Petitioner is an ex-service man. He has joined in the Indian Air Force on 18/9/1956 and had been discharged from service on medical grounds on 4/10/1966, thus having to his credit more than ten years of service. His claim is that his application for invalid pension, has not been considered and by Ext.P4 dated 12/1/1999, his claims had been rejected. It has been pointed out that records are not maintained after 25 years and his application came after a period of thirty years and therefore it was practically impossible to consider his application with any amount of certainty. Prima facie, the approach, indeed, is understandable.
2. Sri.Anil Kumar appearing for the petitioner submits that invalid pension could not have been denied, and especially taking note of the condition of the petitioner, since he was afflicted by mental sickness and the case deserved relaxed standards. He had also relied on a decision of this Court in O.P.No.12684/1991, where in almost similar circumstances, when the application had been rejected as belated this Court had directed pension to be paid to the retired employee and with slight modifications in W.A.No.1271/1992, the order had been upheld.
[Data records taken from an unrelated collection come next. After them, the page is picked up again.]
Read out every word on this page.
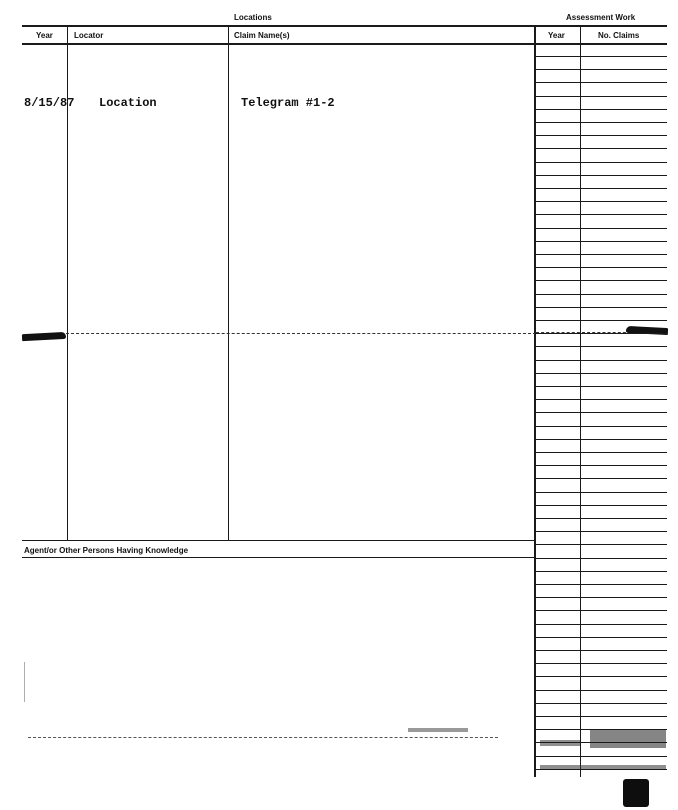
Locations	Assessment Work
Year	Locator	Claim Name(s)	Year	No. Claims
8/15/87 Location	Telegram #1-2
Agent/or Other Persons Having Knowledge
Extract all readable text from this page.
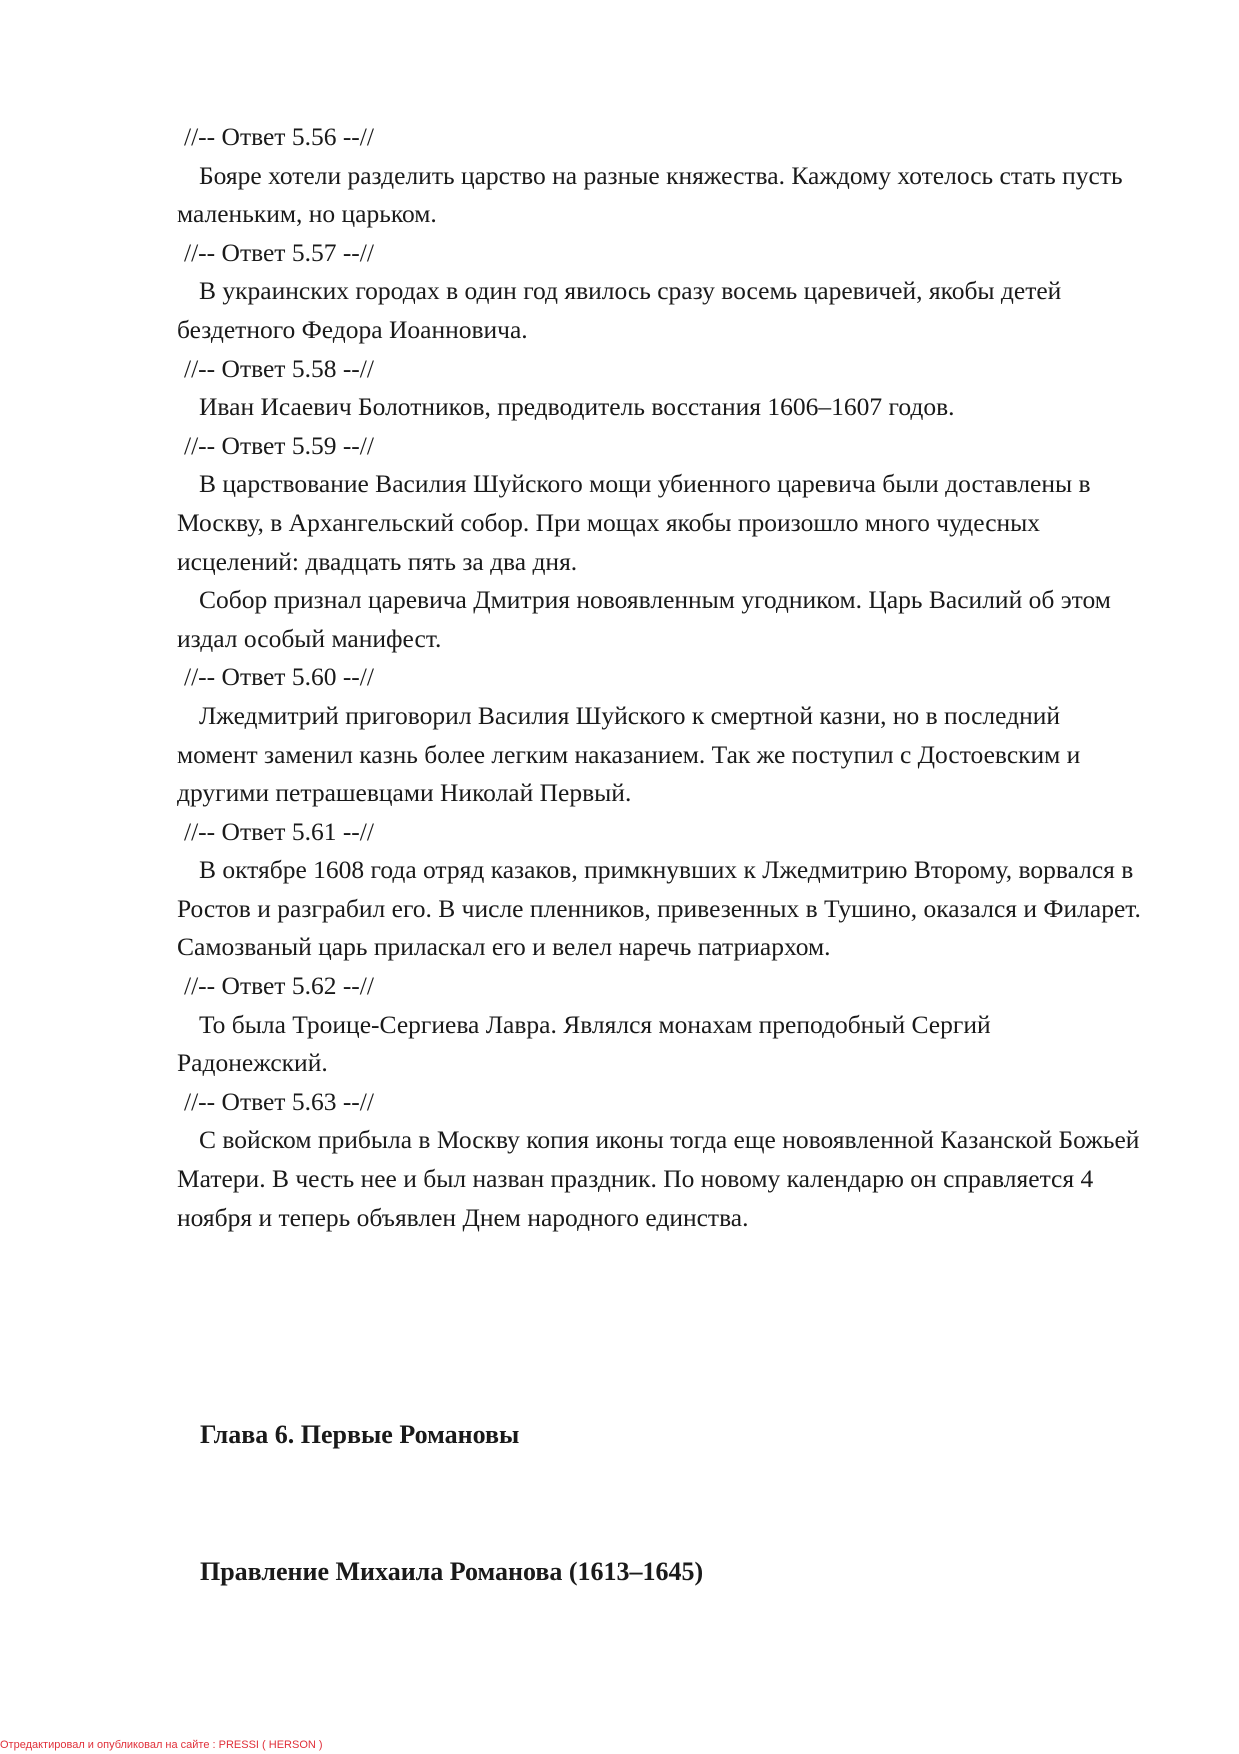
//-- Ответ 5.56 --//
Бояре хотели разделить царство на разные княжества. Каждому хотелось стать пусть маленьким, но царьком.
//-- Ответ 5.57 --//
В украинских городах в один год явилось сразу восемь царевичей, якобы детей бездетного Федора Иоанновича.
//-- Ответ 5.58 --//
Иван Исаевич Болотников, предводитель восстания 1606–1607 годов.
//-- Ответ 5.59 --//
В царствование Василия Шуйского мощи убиенного царевича были доставлены в Москву, в Архангельский собор. При мощах якобы произошло много чудесных исцелений: двадцать пять за два дня.
Собор признал царевича Дмитрия новоявленным угодником. Царь Василий об этом издал особый манифест.
//-- Ответ 5.60 --//
Лжедмитрий приговорил Василия Шуйского к смертной казни, но в последний момент заменил казнь более легким наказанием. Так же поступил с Достоевским и другими петрашевцами Николай Первый.
//-- Ответ 5.61 --//
В октябре 1608 года отряд казаков, примкнувших к Лжедмитрию Второму, ворвался в Ростов и разграбил его. В числе пленников, привезенных в Тушино, оказался и Филарет. Самозваный царь приласкал его и велел наречь патриархом.
//-- Ответ 5.62 --//
То была Троице-Сергиева Лавра. Являлся монахам преподобный Сергий Радонежский.
//-- Ответ 5.63 --//
С войском прибыла в Москву копия иконы тогда еще новоявленной Казанской Божьей Матери. В честь нее и был назван праздник. По новому календарю он справляется 4 ноября и теперь объявлен Днем народного единства.
Глава 6. Первые Романовы
Правление Михаила Романова (1613–1645)
Отредактировал и опубликовал на сайте : PRESSI ( HERSON )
3. I had heard the Additional Central Government Standing Counsel for the respondents. With reference to the counter affidavit filed, he had submitted that it was a case where the petitioner had no plea that his discharge was due to any cause arising out of military service or aggravated by such service. Reference had been made by Ext.R2 and particularly, para 7(c) thereof, which is extracted herein below:-
7(c) If a disease is accepted as having arisen in service, it must also be established that the conditions of Air Force Service determined or contributed to the onset of the disease and that the conditions were due to the circumstances of duty in air force service.
Counsel had also brought to my notice a decision of the Honourable Supreme Court in S.L.P.(C) No.9366/96, and the Court had held that in each case, when a disability pension is sought for and resulted in a claim, it must be affirmatively established, as a fact, as to whether the injury sustained was due to military service or was aggravated which contributed to invalidation for the military service. However, the counsel has produced Ext.R4 which shows the revised regulations of Invalid Pension and Gratuity. Para 171 of the regulations captioned as C.S.No.120/VII/73 provides that an individual who is invalidated out of service on or after 1st April, 1964, on account of a disability neither attributable to nor aggravated by service, could be eligible to claim invalid pension provided he had put in more than ten years of service. The relevant portion of Section V could be extracted hereinbelow:-
SECTION V INVALID PENSION AND GRATUITY
Extent of Application
170. The Regulations in this section shall apply to such of airmen (including WOs/MWOs granted honorary commissions while on the effective list), referred to in Regulation 101 as do not opt for Old Pension Code.
Invalid Pension/Gratuity when admissible-
171. An invalid pension/gratuity will be admissible in accordance with the Regulations in this Section to
(a) an individual who is invalided out of service on or after 1st April, 1964 on account of a disability neither attributable to nor aggravated by service;
(b) an individual who is invalided out of service on or after 1st April, 1964 on account of a disability assessed at less than 20% and which is attributable to or aggravated by service; and
(c) a low medical category individual who is discharged from service on or after 1st April, 1964 for lack of alternative employment compatible with his low medical category subject to the proviso that in the case of an individual discharged prior to 18th April, 1967, the invalid pension will be payable from 18th April, 1967.
Minimum Qualifying Service-
172. The minimum period of qualifying service required for an invalid pension is 10 years. For less than 10 years qualifying service an invalid gratuity only shall be admissible.
Petitioners claim appears to be squarely coming within the above said rule as the petitioner had been discharged in 1966 and there is no dispute that he had put in more than ten years of service. There is also a little though scanty, materials to show that he do come within the parameters prescribed by the regulations.
4. In the aforesaid circumstances, though the claims highlighted are belated by any standards, it will be only fair that a fresh consideration has to be given to the claims that had been urged. I therefore direct the first respondent to consider the claims of the petitioner if application is filed by him within a period of one month from today, in the light of Ext.R4. His eligibility for pension may be examined latest by 31st of December 2002. In the light of judgment in W.A.No.1271/1992, if he is able to substantiate his eligibility I am of the view that petitioner will be entitled to pension, only from the date of such order, though normally it would have been admissible from an earlier date.
The Original Petition is disposed of with the above direction.